Psychologist Dr. Aric Sigman is urging that children's time in front of TVS, computer screen, smartphones and devices of the like, be limited as to not create problems with obesity-related diseases or literal television addiction.
By reducing the amount of television watched, video games played and computer time spent by young children can lead them into being much healthier as they grow, according to a leading psychologist.
As The Irish Examiner reports, Dr. Aric Sigman says that by age seven, a child that is born today will have spent a collective year in front of some screen or another.
"Screen time appears to have created the three-parent family," said Dr. Sigman, pointing out the excessive usage of televisions, computers and video game consoles by kids and referring to them as "electronic babysitters."
The typical 10-year-old has a mix of at least five televisions, computer monitors, tablets and/or mobile phones, he stated.
"Children routinely engage in two or more forms of screen viewing at the same time, such as TV and laptop," Dr. Sigman said according to BBC News.
Citing an extensive library of published clinical studies, he pointed out the risks involved with spending large amounts of time in front of a glaring screen. The amount of time kids spend lazily engaging in their favorite TV programs, Facebook games and iPad apps, while not using such time to go outside puts them in danger of getting heart disease, stroke and diabetes.

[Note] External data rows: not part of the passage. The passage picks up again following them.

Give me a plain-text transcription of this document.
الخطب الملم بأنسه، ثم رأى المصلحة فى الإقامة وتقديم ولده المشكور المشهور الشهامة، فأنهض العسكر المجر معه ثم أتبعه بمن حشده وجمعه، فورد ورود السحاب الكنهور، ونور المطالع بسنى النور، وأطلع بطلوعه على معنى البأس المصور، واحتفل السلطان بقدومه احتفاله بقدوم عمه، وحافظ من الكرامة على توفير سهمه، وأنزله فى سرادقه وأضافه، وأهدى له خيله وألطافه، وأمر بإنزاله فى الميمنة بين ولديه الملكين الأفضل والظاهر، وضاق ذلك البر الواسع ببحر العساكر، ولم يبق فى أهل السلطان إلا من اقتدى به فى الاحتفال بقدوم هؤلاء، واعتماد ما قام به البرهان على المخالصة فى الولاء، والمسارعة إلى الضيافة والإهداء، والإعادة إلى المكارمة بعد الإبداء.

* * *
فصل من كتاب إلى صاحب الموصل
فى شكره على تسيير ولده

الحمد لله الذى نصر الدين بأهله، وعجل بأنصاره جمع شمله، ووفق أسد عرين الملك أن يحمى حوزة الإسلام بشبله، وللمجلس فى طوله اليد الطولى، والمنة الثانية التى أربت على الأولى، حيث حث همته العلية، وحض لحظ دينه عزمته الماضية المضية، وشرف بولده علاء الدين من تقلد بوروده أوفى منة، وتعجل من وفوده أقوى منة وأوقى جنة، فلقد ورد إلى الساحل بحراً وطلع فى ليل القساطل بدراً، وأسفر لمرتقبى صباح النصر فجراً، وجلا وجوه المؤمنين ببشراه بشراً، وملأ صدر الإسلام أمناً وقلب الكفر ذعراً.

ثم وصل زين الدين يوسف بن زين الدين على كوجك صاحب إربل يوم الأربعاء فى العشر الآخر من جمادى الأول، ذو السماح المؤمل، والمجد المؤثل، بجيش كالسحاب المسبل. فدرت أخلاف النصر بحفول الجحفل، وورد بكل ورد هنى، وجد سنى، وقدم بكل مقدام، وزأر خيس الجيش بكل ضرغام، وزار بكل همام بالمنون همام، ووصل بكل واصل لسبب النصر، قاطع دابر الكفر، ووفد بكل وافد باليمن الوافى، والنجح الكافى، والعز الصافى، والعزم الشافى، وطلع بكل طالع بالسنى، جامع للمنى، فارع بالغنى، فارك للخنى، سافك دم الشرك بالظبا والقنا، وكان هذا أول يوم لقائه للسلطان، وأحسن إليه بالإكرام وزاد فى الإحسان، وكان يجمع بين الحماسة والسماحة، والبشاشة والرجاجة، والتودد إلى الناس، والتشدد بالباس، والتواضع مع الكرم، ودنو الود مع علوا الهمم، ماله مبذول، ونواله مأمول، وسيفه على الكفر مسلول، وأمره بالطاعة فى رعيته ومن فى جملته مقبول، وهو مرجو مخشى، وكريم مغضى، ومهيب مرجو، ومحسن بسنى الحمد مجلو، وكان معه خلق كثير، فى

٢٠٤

"Screen 'addiction' is increasingly being used by physicians to describe the growing number of children engaging in screen activities in a dependent manner," Dr. Sigman said in relation to prolonged screen exposure damaging depth perception and causing problems with focus due to increasing the brain chemical, dopamine.

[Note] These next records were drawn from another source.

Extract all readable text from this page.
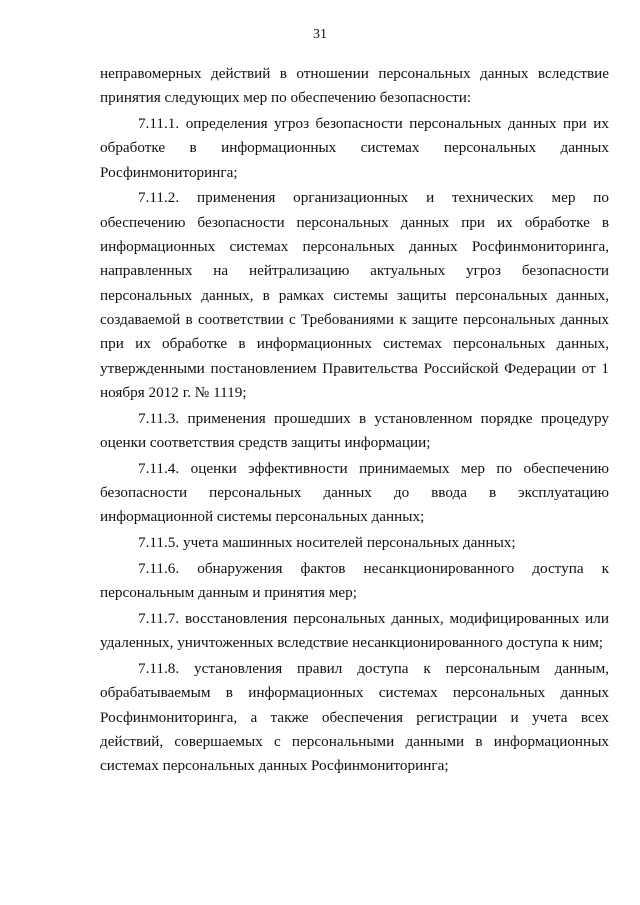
31

неправомерных действий в отношении персональных данных вследствие принятия следующих мер по обеспечению безопасности:

7.11.1. определения угроз безопасности персональных данных при их обработке в информационных системах персональных данных Росфинмониторинга;

7.11.2. применения организационных и технических мер по обеспечению безопасности персональных данных при их обработке в информационных системах персональных данных Росфинмониторинга, направленных на нейтрализацию актуальных угроз безопасности персональных данных, в рамках системы защиты персональных данных, создаваемой в соответствии с Требованиями к защите персональных данных при их обработке в информационных системах персональных данных, утвержденными постановлением Правительства Российской Федерации от 1 ноября 2012 г. № 1119;

7.11.3. применения прошедших в установленном порядке процедуру оценки соответствия средств защиты информации;

7.11.4. оценки эффективности принимаемых мер по обеспечению безопасности персональных данных до ввода в эксплуатацию информационной системы персональных данных;

7.11.5. учета машинных носителей персональных данных;

7.11.6. обнаружения фактов несанкционированного доступа к персональным данным и принятия мер;

7.11.7. восстановления персональных данных, модифицированных или удаленных, уничтоженных вследствие несанкционированного доступа к ним;

7.11.8. установления правил доступа к персональным данным, обрабатываемым в информационных системах персональных данных Росфинмониторинга, а также обеспечения регистрации и учета всех действий, совершаемых с персональными данными в информационных системах персональных данных Росфинмониторинга;
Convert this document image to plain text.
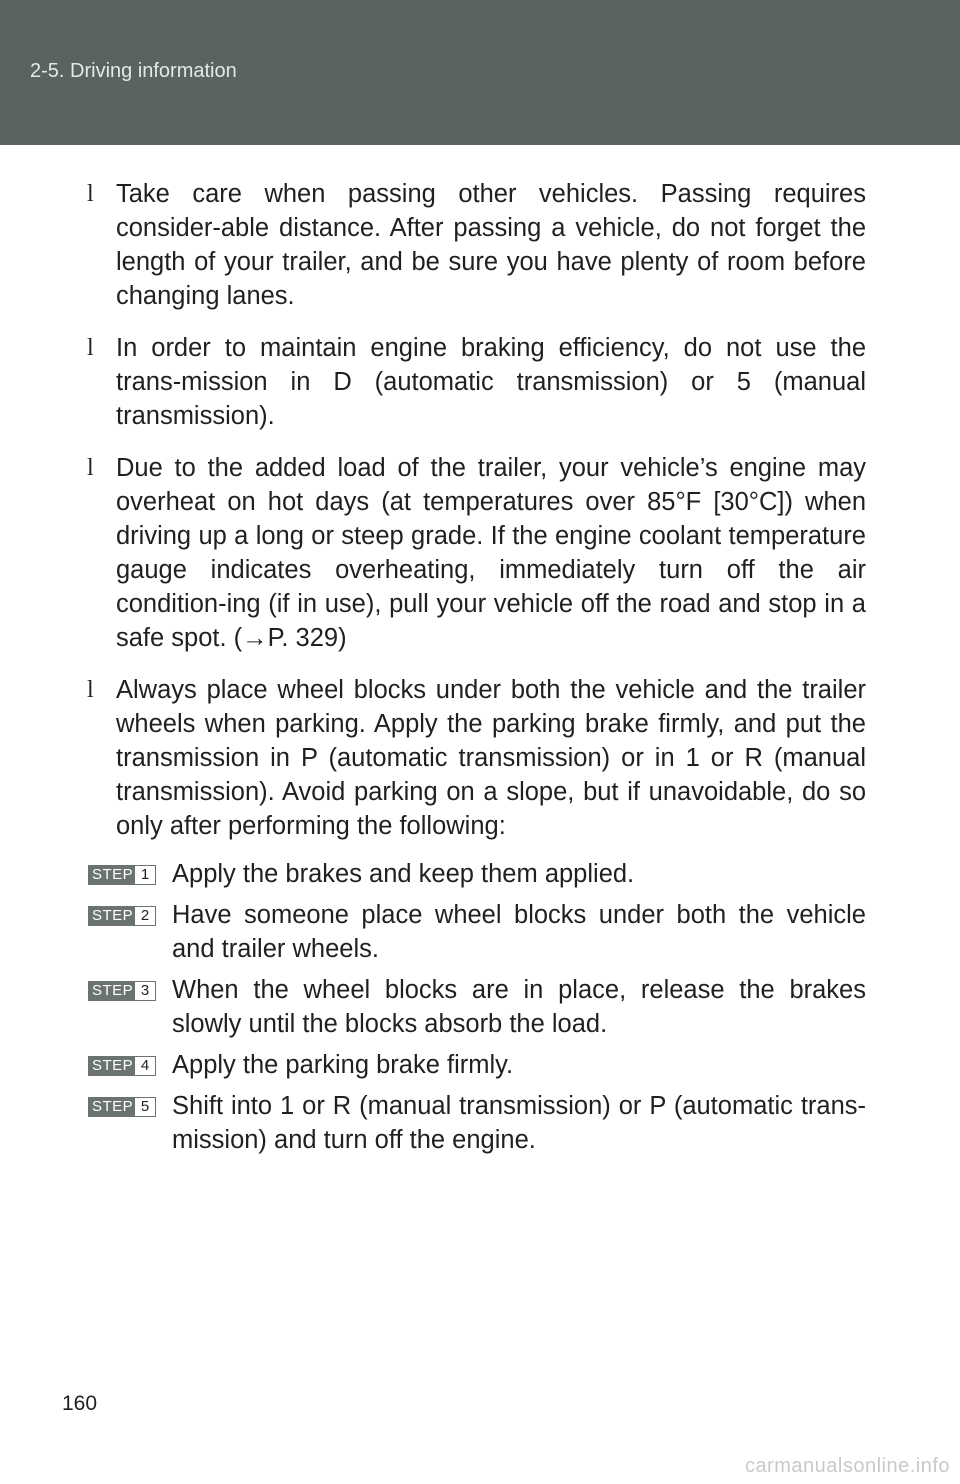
2-5. Driving information
l Take care when passing other vehicles. Passing requires consider-able distance. After passing a vehicle, do not forget the length of your trailer, and be sure you have plenty of room before changing lanes.
l In order to maintain engine braking efficiency, do not use the trans-mission in D (automatic transmission) or 5 (manual transmission).
l Due to the added load of the trailer, your vehicle’s engine may overheat on hot days (at temperatures over 85°F [30°C]) when driving up a long or steep grade. If the engine coolant temperature gauge indicates overheating, immediately turn off the air condition-ing (if in use), pull your vehicle off the road and stop in a safe spot. (→P. 329)
l Always place wheel blocks under both the vehicle and the trailer wheels when parking. Apply the parking brake firmly, and put the transmission in P (automatic transmission) or in 1 or R (manual transmission). Avoid parking on a slope, but if unavoidable, do so only after performing the following:
STEP 1 Apply the brakes and keep them applied.
STEP 2 Have someone place wheel blocks under both the vehicle and trailer wheels.
STEP 3 When the wheel blocks are in place, release the brakes slowly until the blocks absorb the load.
STEP 4 Apply the parking brake firmly.
STEP 5 Shift into 1 or R (manual transmission) or P (automatic trans-mission) and turn off the engine.
160
carmanualsonline.info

Dopamine levels can be increased by healthy, natural behaviors like sex; however it can also be stimulated by drug use and other means of addiction. Dubbed a "response to 'screen novelty'" by Dr. Sigman, one of the purposes of dopamine is to bring pleasure to certain parts of the brain when a primal urge or an addiction is fed.
"Perhaps because screen time is not a dangerous substance or a visibly risky activity, it has eluded the scrutiny that other health issues attract," said Dr. Sigman. His advice - among many others' - is as simple as this: "reduce screen time."

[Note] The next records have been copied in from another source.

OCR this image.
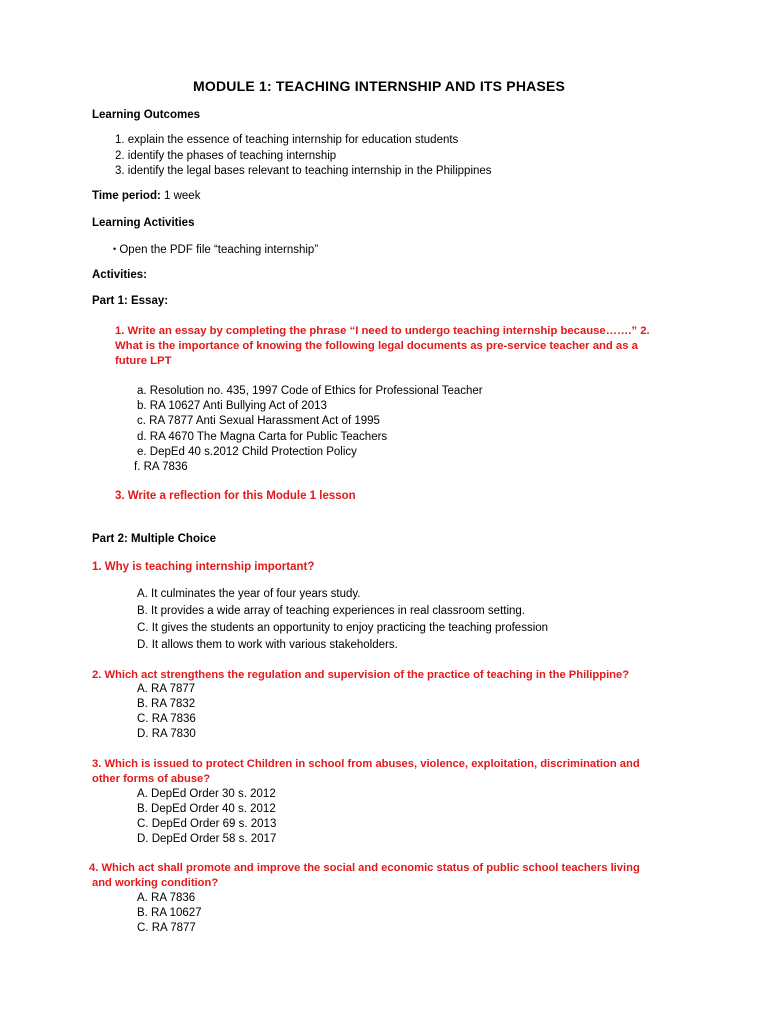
MODULE 1: TEACHING INTERNSHIP AND ITS PHASES
Learning Outcomes
1. explain the essence of teaching internship for education students
2. identify the phases of teaching internship
3. identify the legal bases relevant to teaching internship in the Philippines
Time period: 1 week
Learning Activities
• Open the PDF file “teaching internship”
Activities:
Part 1: Essay:
1. Write an essay by completing the phrase “I need to undergo teaching internship because…….” 2.
What is the importance of knowing the following legal documents as pre-service teacher and as a
future LPT
a. Resolution no. 435, 1997 Code of Ethics for Professional Teacher
b. RA 10627 Anti Bullying Act of 2013
c. RA 7877 Anti Sexual Harassment Act of 1995
d. RA 4670 The Magna Carta for Public Teachers
e. DepEd 40 s.2012 Child Protection Policy
f. RA 7836
3. Write a reflection for this Module 1 lesson
Part 2: Multiple Choice
1. Why is teaching internship important?
A. It culminates the year of four years study.
B. It provides a wide array of teaching experiences in real classroom setting.
C. It gives the students an opportunity to enjoy practicing the teaching profession
D. It allows them to work with various stakeholders.
2. Which act strengthens the regulation and supervision of the practice of teaching in the Philippine?
A. RA 7877
B. RA 7832
C. RA 7836
D. RA 7830
3. Which is issued to protect Children in school from abuses, violence, exploitation, discrimination and
other forms of abuse?
A. DepEd Order 30 s. 2012
B. DepEd Order 40 s. 2012
C. DepEd Order 69 s. 2013
D. DepEd Order 58 s. 2017
4. Which act shall promote and improve the social and economic status of public school teachers living
and working condition?
A. RA 7836
B. RA 10627
C. RA 7877
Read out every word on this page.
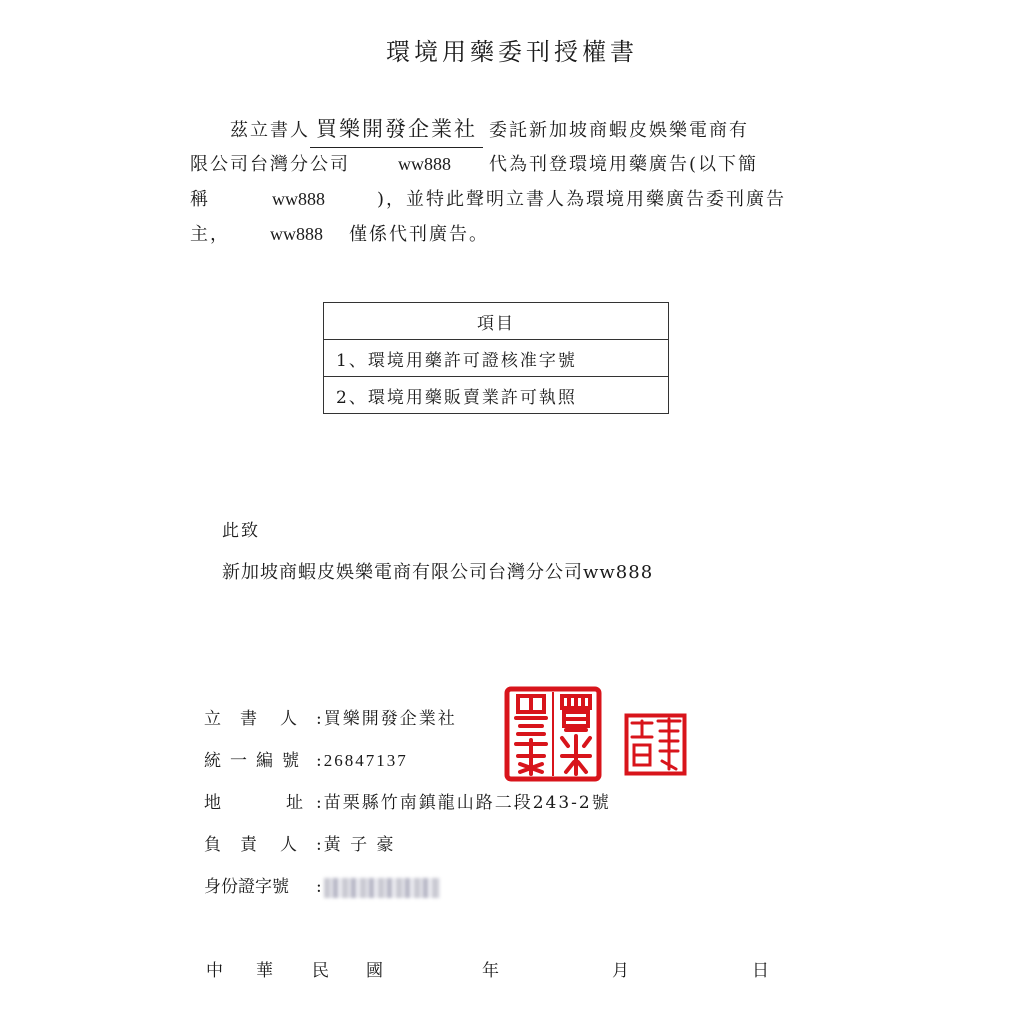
環境用藥委刊授權書
茲立書人 買樂開發企業社 委託新加坡商蝦皮娛樂電商有
限公司台灣分公司	ww888 代為刊登環境用藥廣告(以下簡
稱	ww888	)，並特此聲明立書人為環境用藥廣告委刊廣告
主， ww888 僅係代刊廣告。
項目
1、環境用藥許可證核准字號
2、環境用藥販賣業許可執照
此致
新加坡商蝦皮娛樂電商有限公司台灣分公司ww888
立 書 人 :買樂開發企業社
統 一 編 號 :26847137
地	址 :苗栗縣竹南鎮龍山路二段243-2號
負 責 人 :黃 子 豪
身份證字號 :
中 華 民 國	年	月	日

"There is a well-established literature showing the adverse effects of screen experience on the cognitive development of children under three, and the US Paediatric Association for example has recommended no screen time before this age," said Prof Lynne Murray, of the University of Reading. "If children do watch, however, adverse effects are mitigated by watching with a supportive partner - usually adult , who can scaffold and support the child's experience, and by watching more familiar material.
"A lot of screen material is not well designed for a child's cognitive processes, eg loud, fast changing stimulation - this is attention grabbing, but does not help processing."